A recent Goldman Sachs research note points to a broader shift in pricing power. The bank cited studies showing that U.S. firms have been raising markups, while gross profit margins have also expanded.
The data suggest that what shoppers pay has increasingly moved beyond the cost of producing goods and services. Goldman economists wrote that after-tax corporate profits as a share of value added have roughly doubled, rising from about 5% in the late 1980s to over 10% recently.
That trend does not rely only on stronger business efficiency. Some of it reflects lower costs, but the bigger picture is that companies have found room to charge more without seeing the kind of broad consumer revolt that would usually follow.

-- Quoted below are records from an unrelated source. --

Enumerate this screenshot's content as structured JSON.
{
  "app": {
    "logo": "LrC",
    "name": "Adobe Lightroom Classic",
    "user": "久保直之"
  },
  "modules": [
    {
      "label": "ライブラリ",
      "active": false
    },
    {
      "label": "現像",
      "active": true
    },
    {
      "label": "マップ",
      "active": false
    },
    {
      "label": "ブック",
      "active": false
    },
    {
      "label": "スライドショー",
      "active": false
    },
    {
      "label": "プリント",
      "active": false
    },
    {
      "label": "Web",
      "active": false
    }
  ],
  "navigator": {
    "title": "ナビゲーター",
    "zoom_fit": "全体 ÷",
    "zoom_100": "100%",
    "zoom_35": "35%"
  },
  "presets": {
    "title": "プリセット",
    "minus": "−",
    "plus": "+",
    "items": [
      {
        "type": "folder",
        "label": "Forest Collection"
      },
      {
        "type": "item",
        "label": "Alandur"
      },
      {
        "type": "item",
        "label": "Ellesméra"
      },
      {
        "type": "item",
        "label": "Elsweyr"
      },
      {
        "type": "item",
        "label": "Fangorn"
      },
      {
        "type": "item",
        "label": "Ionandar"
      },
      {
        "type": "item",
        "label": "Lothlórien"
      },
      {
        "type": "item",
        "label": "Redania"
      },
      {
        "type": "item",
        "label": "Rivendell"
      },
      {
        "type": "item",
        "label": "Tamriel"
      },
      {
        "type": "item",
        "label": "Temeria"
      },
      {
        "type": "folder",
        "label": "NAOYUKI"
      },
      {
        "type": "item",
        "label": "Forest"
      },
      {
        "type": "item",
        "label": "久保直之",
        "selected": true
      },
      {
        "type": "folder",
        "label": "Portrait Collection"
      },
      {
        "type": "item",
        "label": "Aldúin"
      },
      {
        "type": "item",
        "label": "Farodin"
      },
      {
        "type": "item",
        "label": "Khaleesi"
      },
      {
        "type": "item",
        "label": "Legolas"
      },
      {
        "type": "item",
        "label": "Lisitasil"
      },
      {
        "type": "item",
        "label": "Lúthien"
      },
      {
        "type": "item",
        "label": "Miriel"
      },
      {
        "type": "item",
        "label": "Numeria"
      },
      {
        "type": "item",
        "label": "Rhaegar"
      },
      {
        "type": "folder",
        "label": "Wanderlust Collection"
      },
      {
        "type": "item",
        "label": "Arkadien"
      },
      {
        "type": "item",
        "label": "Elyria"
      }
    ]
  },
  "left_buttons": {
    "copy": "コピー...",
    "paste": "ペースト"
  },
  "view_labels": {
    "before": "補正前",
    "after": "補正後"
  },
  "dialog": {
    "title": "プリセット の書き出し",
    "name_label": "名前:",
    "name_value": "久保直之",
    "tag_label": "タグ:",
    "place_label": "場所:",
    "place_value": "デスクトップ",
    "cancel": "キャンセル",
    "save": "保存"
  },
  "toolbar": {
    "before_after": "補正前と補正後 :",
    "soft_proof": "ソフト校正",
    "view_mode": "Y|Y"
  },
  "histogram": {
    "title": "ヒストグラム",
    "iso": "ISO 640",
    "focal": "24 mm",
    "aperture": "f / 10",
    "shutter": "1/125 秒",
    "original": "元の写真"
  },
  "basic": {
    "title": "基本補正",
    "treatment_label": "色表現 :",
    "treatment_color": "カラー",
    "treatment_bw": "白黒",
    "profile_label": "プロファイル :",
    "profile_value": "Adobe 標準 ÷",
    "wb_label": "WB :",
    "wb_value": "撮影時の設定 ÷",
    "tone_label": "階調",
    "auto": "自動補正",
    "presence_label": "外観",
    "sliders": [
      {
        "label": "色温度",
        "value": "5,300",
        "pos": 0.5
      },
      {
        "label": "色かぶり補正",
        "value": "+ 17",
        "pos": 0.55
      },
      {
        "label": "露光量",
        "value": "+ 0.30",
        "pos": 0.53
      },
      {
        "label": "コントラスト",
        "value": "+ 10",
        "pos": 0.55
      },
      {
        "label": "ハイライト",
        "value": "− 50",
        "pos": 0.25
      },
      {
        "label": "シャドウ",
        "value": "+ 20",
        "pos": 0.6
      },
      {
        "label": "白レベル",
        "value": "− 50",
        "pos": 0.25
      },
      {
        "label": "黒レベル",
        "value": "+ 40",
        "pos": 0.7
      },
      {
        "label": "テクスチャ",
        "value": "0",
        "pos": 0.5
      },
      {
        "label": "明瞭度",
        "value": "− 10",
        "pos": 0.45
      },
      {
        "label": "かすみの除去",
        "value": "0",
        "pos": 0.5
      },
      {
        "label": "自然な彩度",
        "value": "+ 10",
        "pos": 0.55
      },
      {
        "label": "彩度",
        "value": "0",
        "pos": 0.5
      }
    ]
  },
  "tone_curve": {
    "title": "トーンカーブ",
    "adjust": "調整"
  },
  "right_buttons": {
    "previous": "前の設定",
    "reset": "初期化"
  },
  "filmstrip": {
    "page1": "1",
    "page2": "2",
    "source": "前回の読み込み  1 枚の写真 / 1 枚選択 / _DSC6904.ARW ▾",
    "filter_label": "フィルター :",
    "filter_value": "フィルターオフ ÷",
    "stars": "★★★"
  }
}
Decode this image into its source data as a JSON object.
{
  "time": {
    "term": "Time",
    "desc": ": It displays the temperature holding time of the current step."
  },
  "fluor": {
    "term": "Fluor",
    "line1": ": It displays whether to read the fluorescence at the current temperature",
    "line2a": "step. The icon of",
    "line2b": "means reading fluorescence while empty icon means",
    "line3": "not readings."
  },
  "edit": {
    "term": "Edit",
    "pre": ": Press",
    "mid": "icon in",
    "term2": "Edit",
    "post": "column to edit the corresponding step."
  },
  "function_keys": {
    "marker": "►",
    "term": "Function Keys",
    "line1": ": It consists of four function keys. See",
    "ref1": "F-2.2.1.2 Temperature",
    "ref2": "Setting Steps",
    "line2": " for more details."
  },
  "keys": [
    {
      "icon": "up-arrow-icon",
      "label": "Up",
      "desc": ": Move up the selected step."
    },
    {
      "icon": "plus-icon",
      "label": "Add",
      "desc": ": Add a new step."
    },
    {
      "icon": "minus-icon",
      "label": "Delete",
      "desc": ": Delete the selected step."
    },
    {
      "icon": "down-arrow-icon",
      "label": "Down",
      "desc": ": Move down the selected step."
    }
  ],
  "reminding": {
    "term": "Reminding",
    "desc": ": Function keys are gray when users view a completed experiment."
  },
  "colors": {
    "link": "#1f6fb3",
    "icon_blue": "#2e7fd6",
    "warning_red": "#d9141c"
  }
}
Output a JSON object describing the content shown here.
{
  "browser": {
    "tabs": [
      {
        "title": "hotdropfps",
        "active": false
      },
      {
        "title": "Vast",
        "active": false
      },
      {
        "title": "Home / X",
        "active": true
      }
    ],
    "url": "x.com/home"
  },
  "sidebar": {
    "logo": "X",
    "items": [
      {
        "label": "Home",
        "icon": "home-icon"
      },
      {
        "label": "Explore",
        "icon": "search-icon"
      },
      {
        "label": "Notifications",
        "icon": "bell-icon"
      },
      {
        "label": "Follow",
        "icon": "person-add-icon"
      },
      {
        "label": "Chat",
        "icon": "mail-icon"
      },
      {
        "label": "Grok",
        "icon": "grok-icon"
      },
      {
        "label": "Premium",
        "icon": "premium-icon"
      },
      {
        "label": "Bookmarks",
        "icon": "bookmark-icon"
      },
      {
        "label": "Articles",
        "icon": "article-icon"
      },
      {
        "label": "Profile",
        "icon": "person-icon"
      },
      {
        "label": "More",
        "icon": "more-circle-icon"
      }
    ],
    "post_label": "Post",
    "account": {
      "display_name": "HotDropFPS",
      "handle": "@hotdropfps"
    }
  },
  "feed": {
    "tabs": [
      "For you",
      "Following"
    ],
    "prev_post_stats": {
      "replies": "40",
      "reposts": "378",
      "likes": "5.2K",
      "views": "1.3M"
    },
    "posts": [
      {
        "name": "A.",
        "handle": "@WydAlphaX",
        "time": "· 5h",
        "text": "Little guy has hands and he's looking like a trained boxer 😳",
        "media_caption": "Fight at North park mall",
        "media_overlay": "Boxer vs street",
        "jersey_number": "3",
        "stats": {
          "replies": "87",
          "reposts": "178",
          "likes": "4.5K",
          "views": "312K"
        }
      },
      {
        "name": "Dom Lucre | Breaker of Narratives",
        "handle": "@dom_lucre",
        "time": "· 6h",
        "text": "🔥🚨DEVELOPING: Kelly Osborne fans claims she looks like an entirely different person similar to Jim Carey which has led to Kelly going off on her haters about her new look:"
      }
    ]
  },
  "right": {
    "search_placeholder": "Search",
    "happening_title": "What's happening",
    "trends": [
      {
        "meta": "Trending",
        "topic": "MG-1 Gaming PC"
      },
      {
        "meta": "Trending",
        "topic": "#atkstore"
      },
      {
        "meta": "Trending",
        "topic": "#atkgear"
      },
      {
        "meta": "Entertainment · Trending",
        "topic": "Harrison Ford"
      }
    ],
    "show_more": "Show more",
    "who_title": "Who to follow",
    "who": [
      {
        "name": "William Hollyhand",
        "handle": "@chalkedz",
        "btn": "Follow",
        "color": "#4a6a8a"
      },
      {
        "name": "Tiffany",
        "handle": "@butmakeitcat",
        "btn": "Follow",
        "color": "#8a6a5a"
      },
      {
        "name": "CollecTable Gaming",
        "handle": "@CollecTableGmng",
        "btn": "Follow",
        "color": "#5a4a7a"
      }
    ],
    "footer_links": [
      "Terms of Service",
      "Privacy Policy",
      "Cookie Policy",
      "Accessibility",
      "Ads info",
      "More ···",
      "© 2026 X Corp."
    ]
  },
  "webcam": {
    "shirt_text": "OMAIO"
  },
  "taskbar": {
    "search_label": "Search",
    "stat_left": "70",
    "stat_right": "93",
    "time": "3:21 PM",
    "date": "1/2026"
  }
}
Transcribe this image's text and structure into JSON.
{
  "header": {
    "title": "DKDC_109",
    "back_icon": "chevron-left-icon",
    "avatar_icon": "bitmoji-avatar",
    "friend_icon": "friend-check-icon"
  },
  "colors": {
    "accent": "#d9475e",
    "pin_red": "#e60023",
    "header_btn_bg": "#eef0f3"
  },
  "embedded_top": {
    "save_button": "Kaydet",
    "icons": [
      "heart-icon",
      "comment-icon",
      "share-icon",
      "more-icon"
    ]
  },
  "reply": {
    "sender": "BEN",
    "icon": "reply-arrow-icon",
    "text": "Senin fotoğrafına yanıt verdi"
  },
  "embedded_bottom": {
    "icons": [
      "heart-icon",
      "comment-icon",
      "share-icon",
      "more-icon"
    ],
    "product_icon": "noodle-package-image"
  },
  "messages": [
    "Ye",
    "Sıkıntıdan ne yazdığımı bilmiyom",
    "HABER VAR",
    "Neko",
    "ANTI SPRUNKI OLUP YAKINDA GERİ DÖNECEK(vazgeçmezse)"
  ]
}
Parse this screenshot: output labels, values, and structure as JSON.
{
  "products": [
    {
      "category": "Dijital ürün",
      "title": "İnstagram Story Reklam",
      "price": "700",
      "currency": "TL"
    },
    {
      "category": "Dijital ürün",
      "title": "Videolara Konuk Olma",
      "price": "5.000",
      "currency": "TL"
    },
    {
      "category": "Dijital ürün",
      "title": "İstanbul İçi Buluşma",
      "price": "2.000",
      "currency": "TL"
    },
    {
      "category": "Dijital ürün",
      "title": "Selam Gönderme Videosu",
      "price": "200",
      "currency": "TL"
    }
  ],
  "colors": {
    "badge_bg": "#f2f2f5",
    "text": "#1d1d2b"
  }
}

Why shoppers are not pushing back harder
One reason is simple: many customers can still afford to pay. Goldman economists said studies show consumer sensitivity to price has been falling, and they linked part of that decline to rising incomes.
They also noted that higher income raises the opportunity cost of time, which means consumers search less for cheaper alternatives. In practice, that can make bargain hunting less attractive, especially for households that value convenience more than saving a few dollars.
The effect is uneven across the economy. Wealthier households tend to be less price sensitive than lower-income households, and that matters because their spending now accounts for a larger share of total consumption.
Goldman cited economist Kunal Sangani, who estimated that changes in average income and income inequality may explain roughly an 8 percentage point rise in the aggregate retail markup from 1980 to 2018. That fits the broader K-shaped narrative in which higher-income consumers keep spending while lower-income households pull back.
What this means for companies
For businesses, weaker price sensitivity creates room to defend earnings even when consumers complain loudly about inflation. That helps explain why profit margins can stay elevated while public sentiment remains poor.
The pattern also shows up in corporate results. Higher markups and expanding margins can support earnings growth, especially for publicly traded companies that can pass through costs or charge more for the same product or service.
The result is a strange gap between how consumers feel and how companies perform. People may dislike higher prices, but as long as they continue to spend, businesses can continue to benefit from that reluctance to trade down.
That tension is central to the current economic picture, where inflation anger remains high even as spending, profits, and margins keep moving in a favorable direction for companies.